Prepare a hot fire in a charcoal grill. Let burn down to red-hot coals; rake to edge of grill. (For backup, start a second round of coals in a charcoal chimney on pavement nearby.) Put paella pan on grill grate; heat olive oil. Add chorizo and green garlic or leeks; cook until golden, 3-4 minutes.
Add smoked paprika and rice; cook, stirring often, until rice is coated, 2 minutes. Add saffron threads to hot stock. Add stock to pan and season to taste with kosher salt; stir to distribute ingredients. Let cook, undisturbed, until stock simmers and rice begins to absorb liquid, about 10 minutes. Rotate pan every 2-3 minutes to cook evenly.

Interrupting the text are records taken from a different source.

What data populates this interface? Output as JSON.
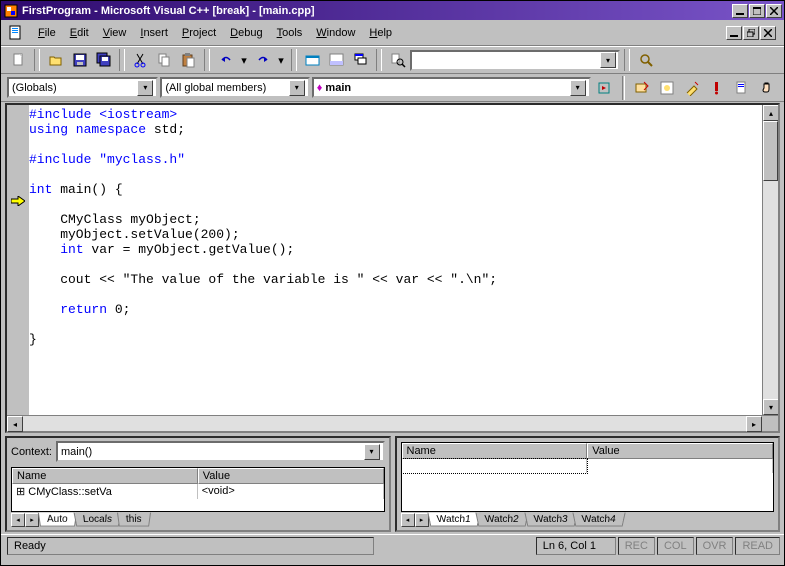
{
  "window": {
    "title": "FirstProgram - Microsoft Visual C++ [break] - [main.cpp]"
  },
  "menu": {
    "items": [
      "File",
      "Edit",
      "View",
      "Insert",
      "Project",
      "Debug",
      "Tools",
      "Window",
      "Help"
    ],
    "underline_idx": [
      0,
      0,
      0,
      0,
      0,
      0,
      0,
      0,
      0
    ]
  },
  "toolbar2": {
    "scope": "(Globals)",
    "members": "(All global members)",
    "func": "main"
  },
  "code": {
    "lines": [
      {
        "t": "#include <iostream>",
        "cls": "pp"
      },
      {
        "t": "using namespace std;",
        "spans": [
          [
            "kw",
            "using namespace"
          ],
          [
            "",
            " std;"
          ]
        ]
      },
      {
        "t": ""
      },
      {
        "t": "#include \"myclass.h\"",
        "cls": "pp"
      },
      {
        "t": ""
      },
      {
        "t": "int main() {",
        "spans": [
          [
            "kw",
            "int"
          ],
          [
            "",
            " main() {"
          ]
        ]
      },
      {
        "t": ""
      },
      {
        "t": "    CMyClass myObject;"
      },
      {
        "t": "    myObject.setValue(200);"
      },
      {
        "t": "    int var = myObject.getValue();",
        "spans": [
          [
            "",
            "    "
          ],
          [
            "kw",
            "int"
          ],
          [
            "",
            " var = myObject.getValue();"
          ]
        ]
      },
      {
        "t": ""
      },
      {
        "t": "    cout << \"The value of the variable is \" << var << \".\\n\";"
      },
      {
        "t": ""
      },
      {
        "t": "    return 0;",
        "spans": [
          [
            "",
            "    "
          ],
          [
            "kw",
            "return"
          ],
          [
            "",
            " 0;"
          ]
        ]
      },
      {
        "t": ""
      },
      {
        "t": "}"
      }
    ]
  },
  "left_panel": {
    "context_label": "Context:",
    "context_value": "main()",
    "headers": [
      "Name",
      "Value"
    ],
    "rows": [
      [
        "CMyClass::setVa",
        "<void>"
      ]
    ],
    "tabs": [
      "Auto",
      "Locals",
      "this"
    ],
    "active_tab": 0
  },
  "right_panel": {
    "headers": [
      "Name",
      "Value"
    ],
    "rows": [
      [
        "",
        ""
      ]
    ],
    "tabs": [
      "Watch1",
      "Watch2",
      "Watch3",
      "Watch4"
    ],
    "active_tab": 0
  },
  "statusbar": {
    "ready": "Ready",
    "pos": "Ln 6, Col 1",
    "modes": [
      "REC",
      "COL",
      "OVR",
      "READ"
    ]
  }
}
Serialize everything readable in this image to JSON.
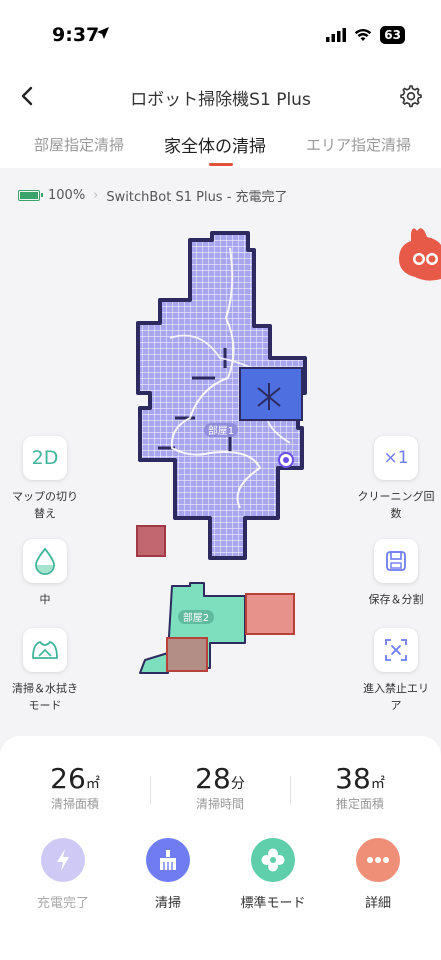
{
  "status": {
    "time": "9:37",
    "battery": "63"
  },
  "nav": {
    "title": "ロボット掃除機S1 Plus"
  },
  "tabs": [
    {
      "label": "部屋指定清掃"
    },
    {
      "label": "家全体の清掃"
    },
    {
      "label": "エリア指定清掃"
    }
  ],
  "device": {
    "battery": "100%",
    "name": "SwitchBot S1 Plus - 充電完了"
  },
  "map": {
    "room1": "部屋1",
    "room2": "部屋2"
  },
  "left_controls": [
    {
      "label": "マップの切り替え",
      "icon": "2D"
    },
    {
      "label": "中",
      "icon": "water-drop-icon"
    },
    {
      "label": "清掃＆水拭きモード",
      "icon": "mop-icon"
    }
  ],
  "right_controls": [
    {
      "label": "クリーニング回数",
      "icon": "×1"
    },
    {
      "label": "保存＆分割",
      "icon": "save-icon"
    },
    {
      "label": "進入禁止エリア",
      "icon": "no-go-zone-icon"
    }
  ],
  "stats": [
    {
      "value": "26",
      "unit": "㎡",
      "label": "清掃面積"
    },
    {
      "value": "28",
      "unit": "分",
      "label": "清掃時間"
    },
    {
      "value": "38",
      "unit": "㎡",
      "label": "推定面積"
    }
  ],
  "actions": [
    {
      "label": "充電完了",
      "color": "#cfc9f5"
    },
    {
      "label": "清掃",
      "color": "#6f7cf2"
    },
    {
      "label": "標準モード",
      "color": "#5fcfab"
    },
    {
      "label": "詳細",
      "color": "#ef8f78"
    }
  ]
}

Arrange lobster halves over the rice. Continue cooking, rotating the pan often, as the rice swells and absorbs the stock. Add more coals from charcoal chimney to maintain even heat under the pan. Cook until the rice is almost tender and the lobster is cooked through, about 10 more minutes.
Scatter peas on top. (If the liquid evaporates before the rice is tender, add more hot stock.) Cook without stirring, allowing rice to absorb all of the liquid, so that a crust (the socarrat) develops on the bottom and the edges begin to dry out and get crusty, 5-10 minutes, for a total cooking time of about 40 minutes.
Remove pan from grill. Cover with large clean kitchen towels and let rest for 5 minutes. Garnish with parsley and serve with lemons, making sure to scrape some of the socarrat from the bottom of the pan onto each plate.